Bucca’s modern internment medical facility has experienced a major overhaul to make MC4 technology available to every healthcare provider throughout the workspace, whether they are individual medics screening patients at remote detainee primary-care clinics, a physician managing patients in the intensive-care ward, or a pharmacist dispensing medication from the busiest pharmacy in Iraq.
But the camp’s point-to-point wireless network did not deliver the bandwidth required to support MC4’s medical applications, says Capt. Ken Sturtz, information management officer for the 115th CSH.
While planning a fiber-optic network as the ultimate solution, staff deployed more than 100 handheld devices to combat medics and providers. But this interim approach lacked necessary features, such as the ability to transmit patient encounters. The devices also would not let providers co-sign notes initiated by medics, Sturtz says. And at the end of a long shift, medical personnel could not determine if every encounter had been transmitted.

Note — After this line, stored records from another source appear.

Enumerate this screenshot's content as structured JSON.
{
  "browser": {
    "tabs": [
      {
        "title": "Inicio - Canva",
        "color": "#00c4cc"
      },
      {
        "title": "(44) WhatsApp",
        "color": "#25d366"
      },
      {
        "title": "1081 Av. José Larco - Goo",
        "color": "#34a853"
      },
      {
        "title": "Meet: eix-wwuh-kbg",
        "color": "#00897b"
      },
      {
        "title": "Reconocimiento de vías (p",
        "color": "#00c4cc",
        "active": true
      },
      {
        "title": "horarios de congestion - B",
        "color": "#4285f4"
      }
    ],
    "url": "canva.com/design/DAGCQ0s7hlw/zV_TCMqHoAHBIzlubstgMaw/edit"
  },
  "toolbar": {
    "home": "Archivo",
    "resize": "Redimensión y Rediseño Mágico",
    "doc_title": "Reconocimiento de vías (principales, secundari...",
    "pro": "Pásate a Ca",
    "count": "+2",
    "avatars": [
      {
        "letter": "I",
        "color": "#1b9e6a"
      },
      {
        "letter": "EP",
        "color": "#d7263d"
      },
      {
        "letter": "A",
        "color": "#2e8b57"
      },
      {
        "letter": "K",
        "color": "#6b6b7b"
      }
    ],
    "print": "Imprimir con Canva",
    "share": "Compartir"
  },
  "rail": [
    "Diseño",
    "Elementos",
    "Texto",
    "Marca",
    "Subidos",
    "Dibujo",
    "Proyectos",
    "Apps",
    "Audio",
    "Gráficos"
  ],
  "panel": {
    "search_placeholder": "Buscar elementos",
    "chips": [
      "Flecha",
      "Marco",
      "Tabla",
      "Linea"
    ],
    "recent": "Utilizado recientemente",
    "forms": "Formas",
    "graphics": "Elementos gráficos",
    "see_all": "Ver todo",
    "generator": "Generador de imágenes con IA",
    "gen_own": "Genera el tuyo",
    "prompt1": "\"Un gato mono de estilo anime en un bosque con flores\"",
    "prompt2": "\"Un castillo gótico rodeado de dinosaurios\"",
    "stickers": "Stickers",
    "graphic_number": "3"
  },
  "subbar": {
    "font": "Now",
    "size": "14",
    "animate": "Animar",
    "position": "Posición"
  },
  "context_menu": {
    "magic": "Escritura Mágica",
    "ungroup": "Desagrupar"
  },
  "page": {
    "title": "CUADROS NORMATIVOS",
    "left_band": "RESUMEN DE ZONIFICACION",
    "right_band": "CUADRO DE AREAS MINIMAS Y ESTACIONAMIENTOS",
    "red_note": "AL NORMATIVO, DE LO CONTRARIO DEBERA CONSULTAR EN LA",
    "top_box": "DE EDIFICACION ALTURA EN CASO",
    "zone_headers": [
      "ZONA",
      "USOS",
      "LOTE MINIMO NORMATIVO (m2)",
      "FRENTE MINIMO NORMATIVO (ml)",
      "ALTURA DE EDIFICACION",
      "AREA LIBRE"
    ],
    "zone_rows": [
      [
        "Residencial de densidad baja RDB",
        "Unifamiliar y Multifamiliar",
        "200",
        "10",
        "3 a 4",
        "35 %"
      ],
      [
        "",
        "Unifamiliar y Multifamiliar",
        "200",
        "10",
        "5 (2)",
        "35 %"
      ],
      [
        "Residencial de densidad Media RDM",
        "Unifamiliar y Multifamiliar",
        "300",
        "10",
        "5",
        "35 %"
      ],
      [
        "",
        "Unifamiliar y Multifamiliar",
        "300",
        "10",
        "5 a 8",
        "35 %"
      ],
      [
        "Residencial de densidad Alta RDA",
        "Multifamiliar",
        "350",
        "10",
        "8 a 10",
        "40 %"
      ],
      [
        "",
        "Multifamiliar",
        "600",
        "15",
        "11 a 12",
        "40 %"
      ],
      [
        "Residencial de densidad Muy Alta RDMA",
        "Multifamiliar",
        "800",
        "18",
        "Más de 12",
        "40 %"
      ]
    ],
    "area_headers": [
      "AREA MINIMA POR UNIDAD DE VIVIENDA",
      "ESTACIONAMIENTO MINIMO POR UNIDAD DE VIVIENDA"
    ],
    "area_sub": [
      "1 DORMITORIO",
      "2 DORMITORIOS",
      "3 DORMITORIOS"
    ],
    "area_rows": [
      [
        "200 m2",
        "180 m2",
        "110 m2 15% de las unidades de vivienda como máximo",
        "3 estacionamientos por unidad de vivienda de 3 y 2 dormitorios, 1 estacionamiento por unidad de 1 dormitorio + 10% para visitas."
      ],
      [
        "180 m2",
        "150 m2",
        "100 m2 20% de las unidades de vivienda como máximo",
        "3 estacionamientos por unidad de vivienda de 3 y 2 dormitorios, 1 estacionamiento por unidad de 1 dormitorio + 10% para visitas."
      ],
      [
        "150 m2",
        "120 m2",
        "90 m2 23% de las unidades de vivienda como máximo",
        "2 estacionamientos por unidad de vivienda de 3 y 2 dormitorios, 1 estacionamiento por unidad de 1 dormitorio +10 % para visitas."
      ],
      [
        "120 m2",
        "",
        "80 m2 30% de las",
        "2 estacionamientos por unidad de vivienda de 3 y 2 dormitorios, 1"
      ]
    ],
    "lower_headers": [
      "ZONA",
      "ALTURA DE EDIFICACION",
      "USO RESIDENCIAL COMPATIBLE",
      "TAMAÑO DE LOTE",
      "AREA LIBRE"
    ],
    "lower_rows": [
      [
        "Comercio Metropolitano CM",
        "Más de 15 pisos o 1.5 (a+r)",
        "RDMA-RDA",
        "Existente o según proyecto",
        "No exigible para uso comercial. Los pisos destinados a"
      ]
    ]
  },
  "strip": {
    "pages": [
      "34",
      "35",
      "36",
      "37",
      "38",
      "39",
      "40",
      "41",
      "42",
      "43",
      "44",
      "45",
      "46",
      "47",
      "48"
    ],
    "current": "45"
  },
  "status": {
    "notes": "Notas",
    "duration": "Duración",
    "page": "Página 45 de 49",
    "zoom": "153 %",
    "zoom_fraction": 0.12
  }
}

Eventually, more than three miles of dedicated fiber-optic cable were installed, and the handheld devices in treatment rooms were replaced with new MC4 notebooks. Today, all medical personnel can access the full suite of MC4 applications without bandwidth restrictions.
ROI Lesson
Investment in training saves money and lives.
Dr. Bart Harmon, former chief medical information officer and director of information management for the U.S. Military Health System, was responsible for the Defense Department health technology requirements and vision supporting 9.1 million people.
“What the military has done with their electronic health record in terms of taking electronic support for healthcare all the way forward into combat hospitals, highly mobile clinics and first responders in combat goes very underappreciated,” says Harmon, who now works in the private sector as chief medical officer for Harris Healthcare Solutions.
Harmon says DOD and VA have been front runners by implementing a lot of electronic health record capabilities over the years, and that the lessons learned, such as getting all personnel to change from using paper and pens to using computer keyboards and handhelds, are applicable to peacetime.
“A lot of what the military does is like what paramedics do, but in a very tough environment, and could inform national initiatives, even within the core of electronic health records in clinics and hospitals,” he says.
1st Lt. Mary Miller, an Army nurse who served at the 325th CSH in Al Asad, Iraq, says medical staff who, like her, were accustomed to floor nursing and electronically charting patient care in facilities back home had an easy transition to MC4. Training at U.S. mobilization sites and while in Kuwait and Al Asad was key.
“MC4 followed the ‘crawl, walk, run’ phases, which really prepared us and set us up for success when we took over the hospital,” Miller says. “We weren’t just given a class and sent on our way. There was always someone available to support us.”
She notes the savings in time and resources with charting on computer versus paper. “The cost is less because of the savings in forms and copies made,” Miller says. “We never had enough ink — never! We had to use the old-fashioned carbon paper. Some of our younger soldiers didn’t even know what this was.”
For soldiers and Marines who return for additional treatment, providers can see what care they already received. “The savings in time and accuracy could mean a more positive outcome for the patient,” Miller says. “There isn’t a dollar value that can be placed on that.”